When interrogated about their company’s prospects against Spotify, Pandora execs insist that they are not competing with other streaming services as directly as people may think. “If you look at companies like Spotify and Apple, what I love is that we’re actually not trying to beat each other at each other’s games,” Beville Dunkerley, Nashville director of artist marketing & industry relations at Pandora, claimed at Music Biz. “We’re trying to beat ourselves at our own game.”
But from an investment and consumer-tech perspective, such a statement is arguably invalid. Given that Pandora and Spotify are rolling out many of the same features on their ad-supported tiers, one cannot underestimate the importance of scale as a determining factor for success in an increasingly homogenized product environment.

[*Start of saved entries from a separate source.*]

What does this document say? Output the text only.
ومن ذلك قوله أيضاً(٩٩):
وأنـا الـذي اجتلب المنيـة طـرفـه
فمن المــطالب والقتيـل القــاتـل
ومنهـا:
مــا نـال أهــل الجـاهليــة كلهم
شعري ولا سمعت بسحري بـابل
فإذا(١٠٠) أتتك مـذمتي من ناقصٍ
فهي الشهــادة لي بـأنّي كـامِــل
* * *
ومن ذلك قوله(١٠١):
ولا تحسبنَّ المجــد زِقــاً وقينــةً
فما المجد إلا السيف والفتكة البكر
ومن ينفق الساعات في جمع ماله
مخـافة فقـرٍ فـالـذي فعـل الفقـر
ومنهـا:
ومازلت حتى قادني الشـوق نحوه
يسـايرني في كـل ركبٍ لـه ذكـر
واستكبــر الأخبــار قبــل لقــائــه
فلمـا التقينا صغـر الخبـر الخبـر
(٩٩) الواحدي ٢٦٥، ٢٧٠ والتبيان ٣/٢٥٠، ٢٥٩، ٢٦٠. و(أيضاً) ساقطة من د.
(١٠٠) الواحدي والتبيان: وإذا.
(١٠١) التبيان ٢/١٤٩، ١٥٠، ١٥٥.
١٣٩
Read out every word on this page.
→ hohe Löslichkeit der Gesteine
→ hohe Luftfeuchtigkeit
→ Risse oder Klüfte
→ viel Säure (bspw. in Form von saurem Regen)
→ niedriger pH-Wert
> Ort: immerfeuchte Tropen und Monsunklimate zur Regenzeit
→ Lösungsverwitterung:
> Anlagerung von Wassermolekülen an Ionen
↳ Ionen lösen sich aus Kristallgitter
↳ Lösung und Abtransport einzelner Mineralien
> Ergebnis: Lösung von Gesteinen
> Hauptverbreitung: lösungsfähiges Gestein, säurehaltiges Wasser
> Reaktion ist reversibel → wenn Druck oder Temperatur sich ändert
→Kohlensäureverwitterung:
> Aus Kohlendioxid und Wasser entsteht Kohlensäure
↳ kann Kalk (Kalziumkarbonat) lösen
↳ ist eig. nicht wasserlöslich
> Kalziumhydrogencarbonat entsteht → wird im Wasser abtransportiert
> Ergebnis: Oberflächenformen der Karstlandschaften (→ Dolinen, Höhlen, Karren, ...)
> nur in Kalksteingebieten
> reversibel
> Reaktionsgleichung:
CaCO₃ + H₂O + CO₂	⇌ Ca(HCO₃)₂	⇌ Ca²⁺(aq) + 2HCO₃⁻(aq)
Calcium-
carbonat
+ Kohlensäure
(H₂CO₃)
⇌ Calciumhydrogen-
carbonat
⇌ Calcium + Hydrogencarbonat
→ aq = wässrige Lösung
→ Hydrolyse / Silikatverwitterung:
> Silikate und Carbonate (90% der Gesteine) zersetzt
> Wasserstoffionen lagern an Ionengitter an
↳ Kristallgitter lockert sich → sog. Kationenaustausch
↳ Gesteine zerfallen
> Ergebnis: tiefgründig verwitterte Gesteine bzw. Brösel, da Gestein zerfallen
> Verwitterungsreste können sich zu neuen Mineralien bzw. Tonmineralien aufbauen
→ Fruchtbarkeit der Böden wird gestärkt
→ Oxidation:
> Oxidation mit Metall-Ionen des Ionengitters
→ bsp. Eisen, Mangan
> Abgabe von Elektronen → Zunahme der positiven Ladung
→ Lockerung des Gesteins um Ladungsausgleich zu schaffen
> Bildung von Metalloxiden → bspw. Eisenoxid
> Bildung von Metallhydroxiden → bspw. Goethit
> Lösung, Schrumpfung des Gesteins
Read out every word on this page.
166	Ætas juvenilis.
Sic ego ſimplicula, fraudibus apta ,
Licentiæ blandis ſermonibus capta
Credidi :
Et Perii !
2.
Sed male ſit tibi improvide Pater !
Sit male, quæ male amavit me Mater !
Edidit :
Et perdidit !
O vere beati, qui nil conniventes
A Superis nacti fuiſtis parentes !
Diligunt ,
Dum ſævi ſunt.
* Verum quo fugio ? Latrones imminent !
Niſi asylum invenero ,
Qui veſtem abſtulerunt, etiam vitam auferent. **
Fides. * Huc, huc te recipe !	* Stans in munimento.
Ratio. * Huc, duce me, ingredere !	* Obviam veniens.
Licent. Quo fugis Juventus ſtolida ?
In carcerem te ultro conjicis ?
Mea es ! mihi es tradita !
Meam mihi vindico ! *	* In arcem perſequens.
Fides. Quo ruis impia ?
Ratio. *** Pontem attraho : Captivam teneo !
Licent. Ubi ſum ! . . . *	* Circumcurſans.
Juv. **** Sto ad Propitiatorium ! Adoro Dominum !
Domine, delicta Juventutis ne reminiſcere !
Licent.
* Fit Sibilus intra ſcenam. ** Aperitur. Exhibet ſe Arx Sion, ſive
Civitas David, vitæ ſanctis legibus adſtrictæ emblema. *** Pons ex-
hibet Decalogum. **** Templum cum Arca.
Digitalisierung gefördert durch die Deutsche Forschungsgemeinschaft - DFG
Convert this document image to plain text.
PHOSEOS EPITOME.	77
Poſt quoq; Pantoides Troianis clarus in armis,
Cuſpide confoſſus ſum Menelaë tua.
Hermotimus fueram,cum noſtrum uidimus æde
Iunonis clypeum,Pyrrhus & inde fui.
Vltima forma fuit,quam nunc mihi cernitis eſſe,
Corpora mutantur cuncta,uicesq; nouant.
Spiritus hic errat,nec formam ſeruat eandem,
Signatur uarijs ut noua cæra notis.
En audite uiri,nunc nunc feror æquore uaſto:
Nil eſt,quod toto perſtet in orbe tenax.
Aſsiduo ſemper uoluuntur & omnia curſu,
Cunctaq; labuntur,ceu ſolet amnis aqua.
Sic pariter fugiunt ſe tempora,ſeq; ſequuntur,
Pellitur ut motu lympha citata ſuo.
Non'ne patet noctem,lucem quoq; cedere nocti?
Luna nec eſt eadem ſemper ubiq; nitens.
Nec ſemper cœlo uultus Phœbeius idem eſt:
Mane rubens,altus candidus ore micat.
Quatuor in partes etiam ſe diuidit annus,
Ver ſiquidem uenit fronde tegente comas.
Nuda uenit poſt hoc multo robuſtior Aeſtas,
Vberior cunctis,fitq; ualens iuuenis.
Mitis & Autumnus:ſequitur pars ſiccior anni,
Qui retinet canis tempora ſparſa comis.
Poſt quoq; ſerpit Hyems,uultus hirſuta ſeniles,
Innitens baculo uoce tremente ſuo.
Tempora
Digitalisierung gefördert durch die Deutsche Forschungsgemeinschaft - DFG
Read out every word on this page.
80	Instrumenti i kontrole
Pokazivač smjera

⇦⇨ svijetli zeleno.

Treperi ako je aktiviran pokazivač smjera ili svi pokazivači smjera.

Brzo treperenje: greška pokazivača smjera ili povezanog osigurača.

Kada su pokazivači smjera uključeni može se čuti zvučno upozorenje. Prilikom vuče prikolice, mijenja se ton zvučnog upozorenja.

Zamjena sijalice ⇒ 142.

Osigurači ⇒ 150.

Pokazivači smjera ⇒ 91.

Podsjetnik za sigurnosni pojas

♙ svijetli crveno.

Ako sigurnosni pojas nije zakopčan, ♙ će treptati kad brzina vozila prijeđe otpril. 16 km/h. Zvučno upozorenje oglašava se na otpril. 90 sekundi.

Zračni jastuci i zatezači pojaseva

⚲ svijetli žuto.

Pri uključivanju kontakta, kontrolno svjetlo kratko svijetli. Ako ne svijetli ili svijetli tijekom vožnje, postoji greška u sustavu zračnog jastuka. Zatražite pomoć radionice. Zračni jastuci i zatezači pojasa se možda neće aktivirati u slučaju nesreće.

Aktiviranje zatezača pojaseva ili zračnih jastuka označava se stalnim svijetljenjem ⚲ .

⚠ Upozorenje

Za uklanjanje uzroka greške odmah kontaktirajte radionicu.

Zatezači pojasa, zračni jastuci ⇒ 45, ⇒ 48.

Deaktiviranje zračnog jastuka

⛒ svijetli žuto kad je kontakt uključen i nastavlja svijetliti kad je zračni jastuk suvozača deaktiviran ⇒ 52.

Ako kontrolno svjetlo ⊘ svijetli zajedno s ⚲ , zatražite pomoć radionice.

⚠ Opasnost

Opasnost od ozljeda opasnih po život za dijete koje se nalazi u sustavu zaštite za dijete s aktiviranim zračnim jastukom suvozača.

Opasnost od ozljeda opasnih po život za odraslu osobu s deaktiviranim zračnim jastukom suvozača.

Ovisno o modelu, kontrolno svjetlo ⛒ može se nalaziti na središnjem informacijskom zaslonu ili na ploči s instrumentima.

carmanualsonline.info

“We’ve seen the same pattern over and over again: on the consumer side, ubiquity is key,” says Hasan. “Whoever has that ubiquity can develop however many apps they want on their platform to outpace the competition. What’s critical for Pandora is not the quality of their offering, but the quality of their overall brand and platform. If Spotify and Apple Music have a better, larger brand and platform, they can come out with the exact same product and do significantly better.”